Rabu 09 Jun 2010 22:10 WIB

Pembunuhan Aktivis Buruh Meningkat

ilustrasi
Foto: >
ilustrasi

REPUBLIKA.CO.ID, JENEWA--Menurut laporan dari Serikat Konfederasi Perdagangan Internasional (ITUC), pembunuhan aktivis buruh meningkat pesat pada 2009 karena krisis ekonomi global yang mengakibatkan kekerasan terhadap pekerja yang menuntut hak mereka. Laporan tersebut dipaparkan dalam pertemuan tahunan Organisasi Buruh Internasional (ILO) di Jenewa, dan menyatakan pemerintah dalam negara maju dan berkembang menjepit serikat buruh dan pemilik kerja meningkatkan intimidasi serta bentuk-bentuk lain penyiksaan, termasuk pembubaran serikat buruh.

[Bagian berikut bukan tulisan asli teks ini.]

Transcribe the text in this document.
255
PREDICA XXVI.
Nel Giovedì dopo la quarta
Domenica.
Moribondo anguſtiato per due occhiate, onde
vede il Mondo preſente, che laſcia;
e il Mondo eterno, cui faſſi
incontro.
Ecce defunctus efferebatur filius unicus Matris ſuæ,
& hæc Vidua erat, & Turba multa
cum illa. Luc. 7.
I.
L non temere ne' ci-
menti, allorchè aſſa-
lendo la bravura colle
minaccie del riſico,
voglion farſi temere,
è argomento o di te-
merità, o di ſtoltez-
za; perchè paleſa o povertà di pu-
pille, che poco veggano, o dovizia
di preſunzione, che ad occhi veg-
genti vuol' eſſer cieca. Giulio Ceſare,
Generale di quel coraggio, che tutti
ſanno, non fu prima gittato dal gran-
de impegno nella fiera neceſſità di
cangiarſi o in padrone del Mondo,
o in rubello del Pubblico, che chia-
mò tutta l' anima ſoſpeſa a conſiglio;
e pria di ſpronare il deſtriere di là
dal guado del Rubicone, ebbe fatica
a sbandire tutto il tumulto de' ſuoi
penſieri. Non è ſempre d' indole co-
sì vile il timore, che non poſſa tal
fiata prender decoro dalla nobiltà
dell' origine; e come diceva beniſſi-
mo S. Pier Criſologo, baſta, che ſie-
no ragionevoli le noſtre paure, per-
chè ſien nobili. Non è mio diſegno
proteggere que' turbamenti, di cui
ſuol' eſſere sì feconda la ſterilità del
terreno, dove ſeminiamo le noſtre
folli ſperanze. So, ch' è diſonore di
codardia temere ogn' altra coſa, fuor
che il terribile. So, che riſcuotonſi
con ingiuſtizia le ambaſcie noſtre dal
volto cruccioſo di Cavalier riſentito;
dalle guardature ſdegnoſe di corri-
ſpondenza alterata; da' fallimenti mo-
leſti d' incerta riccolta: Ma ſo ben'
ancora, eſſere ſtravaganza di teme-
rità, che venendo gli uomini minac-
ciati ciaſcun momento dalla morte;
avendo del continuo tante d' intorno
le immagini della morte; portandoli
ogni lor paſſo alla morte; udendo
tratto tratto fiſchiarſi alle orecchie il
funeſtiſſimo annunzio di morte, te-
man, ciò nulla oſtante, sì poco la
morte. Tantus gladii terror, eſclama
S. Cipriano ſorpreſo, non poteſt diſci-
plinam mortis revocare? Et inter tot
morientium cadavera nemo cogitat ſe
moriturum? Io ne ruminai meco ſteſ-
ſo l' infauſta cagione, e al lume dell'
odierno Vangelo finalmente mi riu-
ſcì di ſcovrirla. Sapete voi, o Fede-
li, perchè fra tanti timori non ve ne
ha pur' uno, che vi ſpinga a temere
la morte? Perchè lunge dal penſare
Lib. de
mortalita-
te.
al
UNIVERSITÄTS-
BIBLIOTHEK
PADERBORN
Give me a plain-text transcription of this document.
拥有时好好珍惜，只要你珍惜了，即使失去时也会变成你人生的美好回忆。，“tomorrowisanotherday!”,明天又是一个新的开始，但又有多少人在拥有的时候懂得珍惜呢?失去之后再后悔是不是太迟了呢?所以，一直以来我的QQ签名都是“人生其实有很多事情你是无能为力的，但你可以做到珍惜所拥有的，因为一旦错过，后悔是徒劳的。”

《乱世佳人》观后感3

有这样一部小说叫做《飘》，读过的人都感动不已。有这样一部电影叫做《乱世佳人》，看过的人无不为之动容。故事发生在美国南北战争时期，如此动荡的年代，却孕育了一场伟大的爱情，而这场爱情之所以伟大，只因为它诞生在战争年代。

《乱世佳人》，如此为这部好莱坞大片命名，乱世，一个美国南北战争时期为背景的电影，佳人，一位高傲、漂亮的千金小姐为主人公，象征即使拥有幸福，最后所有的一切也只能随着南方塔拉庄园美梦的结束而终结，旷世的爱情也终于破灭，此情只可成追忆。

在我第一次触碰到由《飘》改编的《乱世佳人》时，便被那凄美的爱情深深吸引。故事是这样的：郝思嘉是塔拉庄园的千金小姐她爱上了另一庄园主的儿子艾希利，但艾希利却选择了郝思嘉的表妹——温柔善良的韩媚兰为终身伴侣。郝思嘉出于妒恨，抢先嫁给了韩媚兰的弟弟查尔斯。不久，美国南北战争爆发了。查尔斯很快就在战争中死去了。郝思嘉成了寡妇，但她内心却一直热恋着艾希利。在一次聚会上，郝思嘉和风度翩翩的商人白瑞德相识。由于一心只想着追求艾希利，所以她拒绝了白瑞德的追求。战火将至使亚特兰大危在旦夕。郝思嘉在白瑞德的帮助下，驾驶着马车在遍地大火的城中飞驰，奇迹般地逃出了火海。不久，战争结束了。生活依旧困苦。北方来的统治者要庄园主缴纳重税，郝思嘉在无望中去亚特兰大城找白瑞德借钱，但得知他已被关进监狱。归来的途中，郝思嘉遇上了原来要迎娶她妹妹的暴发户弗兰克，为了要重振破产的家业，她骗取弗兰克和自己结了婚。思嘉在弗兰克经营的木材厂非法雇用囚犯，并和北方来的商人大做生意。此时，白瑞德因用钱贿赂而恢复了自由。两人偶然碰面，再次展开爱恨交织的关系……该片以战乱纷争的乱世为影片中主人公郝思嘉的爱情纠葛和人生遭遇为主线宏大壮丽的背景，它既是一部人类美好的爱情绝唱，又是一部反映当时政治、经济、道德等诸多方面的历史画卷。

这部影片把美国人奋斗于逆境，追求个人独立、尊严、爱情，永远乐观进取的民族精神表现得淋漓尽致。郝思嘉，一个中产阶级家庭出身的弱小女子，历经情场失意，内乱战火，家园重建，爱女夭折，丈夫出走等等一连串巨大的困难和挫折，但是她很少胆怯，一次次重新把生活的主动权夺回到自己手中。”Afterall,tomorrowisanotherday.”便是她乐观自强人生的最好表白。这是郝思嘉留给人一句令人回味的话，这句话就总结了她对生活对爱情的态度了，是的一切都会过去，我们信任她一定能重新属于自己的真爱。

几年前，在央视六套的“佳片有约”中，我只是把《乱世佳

"Hak serikat buruh yang dibekukan secara berlanjut, dalam kebanyakan kasus dengan total impunitas, dan penindasan terhadap serikat perdagangan terjadi terus sementara pemerintah gagal memenuhi tanggung jawabnya untuk menghormati hak mereka," kata laporan tersebut.

Organisasi yang berpusat di Brussel tersebut mengatakan sekitar 101 aktivis buruh tewas di 11 negara tahun lalu -- umumnya di Amerika Latin tetapi terjadi juga di Asia dan Afrika -- dibandingkan dengan 76 orang pada 2008.

Kolombia merupakan negara paling bahaya untuk buruh, jelas laporan tersebut, dengan total 48 pembunuhan termasuk 22 pemimpin senior serikat perdagangan, lima di antara mereka perempuan. Negara berikut yang terparah adalah Guatemala dengan 16 kematian, lalu Honduras dengan 12 kematian.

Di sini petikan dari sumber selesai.